First, I will remove the " County" after the name of each county.

In [11]:
ws_df.iloc[1, :] = ws_df.iloc[1, :].apply(lambda x: x.replace(" County", ""))
ws_df

Unnamed: 0,12071,12073,12031,12075,12033,12077,12119,12035,12079,12111,...,12109,12101,12023,12067,12103,12069,12105,12027,12107,12029
total,12979,3040,5620,636,15,8,376,528,50,1218,...,5765,3731,221,19,10760,1125,7643,481,115,48
name,Lee,Leon,Duval,Levy,Escambia,Liberty,Sumter,Flagler,Madison,St. Lucie,...,St.

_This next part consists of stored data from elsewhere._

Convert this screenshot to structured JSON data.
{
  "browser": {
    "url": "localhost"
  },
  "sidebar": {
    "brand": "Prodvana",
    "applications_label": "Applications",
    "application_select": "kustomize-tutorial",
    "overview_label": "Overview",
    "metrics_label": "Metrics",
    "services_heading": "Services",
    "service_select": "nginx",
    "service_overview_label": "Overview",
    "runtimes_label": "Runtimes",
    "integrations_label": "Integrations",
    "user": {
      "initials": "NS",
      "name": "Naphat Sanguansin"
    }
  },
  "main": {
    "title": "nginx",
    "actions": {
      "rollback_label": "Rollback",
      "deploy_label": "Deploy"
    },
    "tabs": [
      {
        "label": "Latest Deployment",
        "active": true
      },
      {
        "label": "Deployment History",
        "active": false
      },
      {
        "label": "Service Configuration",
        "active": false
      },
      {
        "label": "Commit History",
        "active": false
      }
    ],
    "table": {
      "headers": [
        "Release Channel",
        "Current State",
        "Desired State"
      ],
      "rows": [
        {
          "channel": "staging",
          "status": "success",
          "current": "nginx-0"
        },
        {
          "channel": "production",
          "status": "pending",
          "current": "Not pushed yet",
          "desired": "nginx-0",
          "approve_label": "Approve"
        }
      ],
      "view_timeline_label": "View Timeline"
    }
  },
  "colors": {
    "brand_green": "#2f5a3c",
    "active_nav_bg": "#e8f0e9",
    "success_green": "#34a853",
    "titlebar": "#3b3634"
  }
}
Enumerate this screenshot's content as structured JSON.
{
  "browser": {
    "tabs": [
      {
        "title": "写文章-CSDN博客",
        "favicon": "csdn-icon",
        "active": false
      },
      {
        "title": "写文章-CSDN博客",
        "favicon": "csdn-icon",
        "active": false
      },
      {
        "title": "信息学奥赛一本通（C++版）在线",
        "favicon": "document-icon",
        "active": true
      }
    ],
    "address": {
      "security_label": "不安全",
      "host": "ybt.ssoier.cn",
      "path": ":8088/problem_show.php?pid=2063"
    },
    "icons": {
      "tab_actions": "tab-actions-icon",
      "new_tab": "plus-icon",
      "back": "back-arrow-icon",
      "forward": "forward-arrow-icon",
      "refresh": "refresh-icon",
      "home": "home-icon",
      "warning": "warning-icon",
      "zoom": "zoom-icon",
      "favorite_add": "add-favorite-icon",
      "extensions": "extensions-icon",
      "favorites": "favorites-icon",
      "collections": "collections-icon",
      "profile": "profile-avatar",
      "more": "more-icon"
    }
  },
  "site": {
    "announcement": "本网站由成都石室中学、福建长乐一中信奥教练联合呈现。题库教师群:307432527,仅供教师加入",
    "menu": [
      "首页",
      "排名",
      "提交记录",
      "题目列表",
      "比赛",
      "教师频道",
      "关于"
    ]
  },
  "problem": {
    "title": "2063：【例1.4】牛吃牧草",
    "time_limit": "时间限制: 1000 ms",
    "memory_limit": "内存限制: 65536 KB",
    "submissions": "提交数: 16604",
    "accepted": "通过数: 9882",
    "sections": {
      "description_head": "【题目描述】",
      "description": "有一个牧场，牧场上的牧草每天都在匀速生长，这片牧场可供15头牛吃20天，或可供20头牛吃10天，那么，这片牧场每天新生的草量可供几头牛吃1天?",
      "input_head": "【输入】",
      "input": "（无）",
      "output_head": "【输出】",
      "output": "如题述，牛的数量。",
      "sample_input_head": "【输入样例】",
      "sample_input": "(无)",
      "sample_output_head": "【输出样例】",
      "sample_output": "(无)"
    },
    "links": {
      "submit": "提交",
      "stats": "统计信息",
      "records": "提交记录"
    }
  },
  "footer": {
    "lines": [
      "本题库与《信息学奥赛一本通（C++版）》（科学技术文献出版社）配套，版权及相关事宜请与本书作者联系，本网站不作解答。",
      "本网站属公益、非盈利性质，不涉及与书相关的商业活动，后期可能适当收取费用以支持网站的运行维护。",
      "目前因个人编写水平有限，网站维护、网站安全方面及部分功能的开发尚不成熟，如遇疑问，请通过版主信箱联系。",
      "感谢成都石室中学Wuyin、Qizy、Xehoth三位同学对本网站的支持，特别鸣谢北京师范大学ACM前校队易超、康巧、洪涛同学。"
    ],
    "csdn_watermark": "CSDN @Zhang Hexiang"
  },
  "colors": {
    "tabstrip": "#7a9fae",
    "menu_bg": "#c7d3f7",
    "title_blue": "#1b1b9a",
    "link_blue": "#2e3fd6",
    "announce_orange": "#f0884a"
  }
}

Johns,Pasco,Columbia,Lafayette,Pinellas,Lake,Polk,DeSoto,Putnam,Dixie
state,Florida,Florida,Florida,Florida,Florida,Florida,Florida,Florida,Florida,Florida,...,Florida,Florida,Florida,Florida,Florida,Florida,Florida,Florida,Florida,Florida


Next, I will change all the casing to lower.

In [12]:
ws_df.iloc[1, :] = ws_df.iloc[1, :].apply(lambda x: x.lower())
ws_df

Unnamed: 0,12071,12073,12031,12075,12033,12077,12119,12035,12079,12111,...,12109,12101,12023,12067,12103,12069,12105,12027,12107,12029
total,12979,3040,5620,636,15,8,376,528,50,1218,...,5765,3731,221,19,10760,1125,7643,481,115,48
name,lee,leon,duval,levy,escambia,liberty,sumter,flagler,madison,st. lucie,...,st. johns,pasco,columbia,lafayette,pinellas,lake,polk,desoto,putnam,dixie
state,Florida,Florida,Florida,Florida,Florida,Florida,Florida,Florida,Florida,Florida,...,Florida,Florida,Florida,Florida,Florida,Florida,Florida,Florida,Florida,Florida


Next, I will remove the periods used to abbreviate some names.

In [13]:
ws_df.iloc[1, :] = ws_df.iloc[1, :].apply(lambda x: x.replace(".", ""))
ws_df

Unnamed: 0,12071,12073,12031,12075,12033,12077,12119,12035,12079,12111,...,12109,12101,12023,12067,12103,12069,12105,12027,12107,12029
total,12979,3040,5620,636,15,8,376,528,50,1218,...,5765,3731,221,19,10760,1125,7643,481,115,48
name,lee,leon,duval,levy,escambia,liberty,sumter,flagler,madison,st lucie,...,st johns,pasco,columbia,lafayette,pinellas,lake,polk,desoto,putnam,dixie
state,Florida,Florida,Florida,Florida,Florida,Florida,Florida,Florida,Florida,Florida,...,Florida,Florida,Florida,Florida,Florida,Florida,Florida,Florida,Florida,Florida


I will also replace any spaces with underscores.

In [14]:
ws_df.iloc[1, :] = ws_df.iloc[1, :].apply(lambda x: x.replace(" ", "_"))
ws_df

Unnamed: 0,12071,12073,12031,12075,12033,12077,12119,12035,12079,12111,...,12109,12101,12023,12067,12103,12069,12105,12027,12107,12029
total,12979,3040,5620,636,15,8,376,528,50,1218,...,5765,3731,221,19,10760,1125,7643,481,115,48
name,lee,leon,duval,levy,escambia,liberty,sumter,flagler,madison,st_lucie,...,st_johns,pasco,columbia,lafayette,pinellas,lake,polk,desoto,putnam,dixie
state,Florida,Florida,Florida,Florida,Florida,Florida,Florida,Florida,Florida,Florida,...,Florida,Florida,Florida,Florida,Florida,Florida,Florida,Florida,Florida,Florida


Now I can use the "name" row to rename the columns.

In [15]:
ws_df = ws_df.rename(columns=ws_df.iloc[1, :])
ws_df

Unnamed: 0,lee,leon,duval,levy,escambia,liberty,sumter,flagler,madison,st_lucie,...,st_johns,pasco,columbia,lafayette,pinellas,lake,polk,desoto,putnam,dixie
total,12979,3040,5620,636,15,8,376,528,50,1218,...,5765,3731,221,19,10760,1125,7643,481,115,48
name,lee,leon,duval,levy,escambia,liberty,sumter,flagler,madison,st_lucie,...,st_johns,pasco,columbia,lafayette,pinellas,lake,polk,desoto,putnam,dixie
state,Florida,Florida,Florida,Florida,Florida,Florida,Florida,Florida,Florida,Florida,...,Florida,Florida,Florida,Florida,Florida,Florida,Florida,Florida,Florida,Florida


Now I can drop the "state" and "name" rows.

In [16]:
ws_df = ws_df.drop(labels=['state', 'name'], axis=0)
ws_df

Unnamed: 0,lee,leon,duval,levy,escambia,liberty,sumter,flagler,madison,st_lucie,...,st_johns,pasco,columbia,lafayette,pinellas,lake,polk,desoto,putnam,dixie
total,12979,3040,5620,636,15,8,376,528,50,1218,...,5765,3731,221,19,10760,1125,7643,481,115,48


Finally, I will rename the index.

In [17]:
ws_df = ws_df.rename(index={'total': 'occurrences'})
ws_df

Unnamed: 0,lee,leon,duval,levy,escambia,liberty,sumter,flagler,madison,st_lucie,...,st_johns,pasco,columbia,lafayette,pinellas,lake,polk,desoto,putnam,dixie
occurrences,12979,3040,5620,636,15,8,376,528,50,1218,...,5765,3731,221,19,10760,1125,7643,481,115,48


Now I should be able to integrate these data with my other sources without too much further processing.  I may try
repeating the same procedure with other species for comparison as well.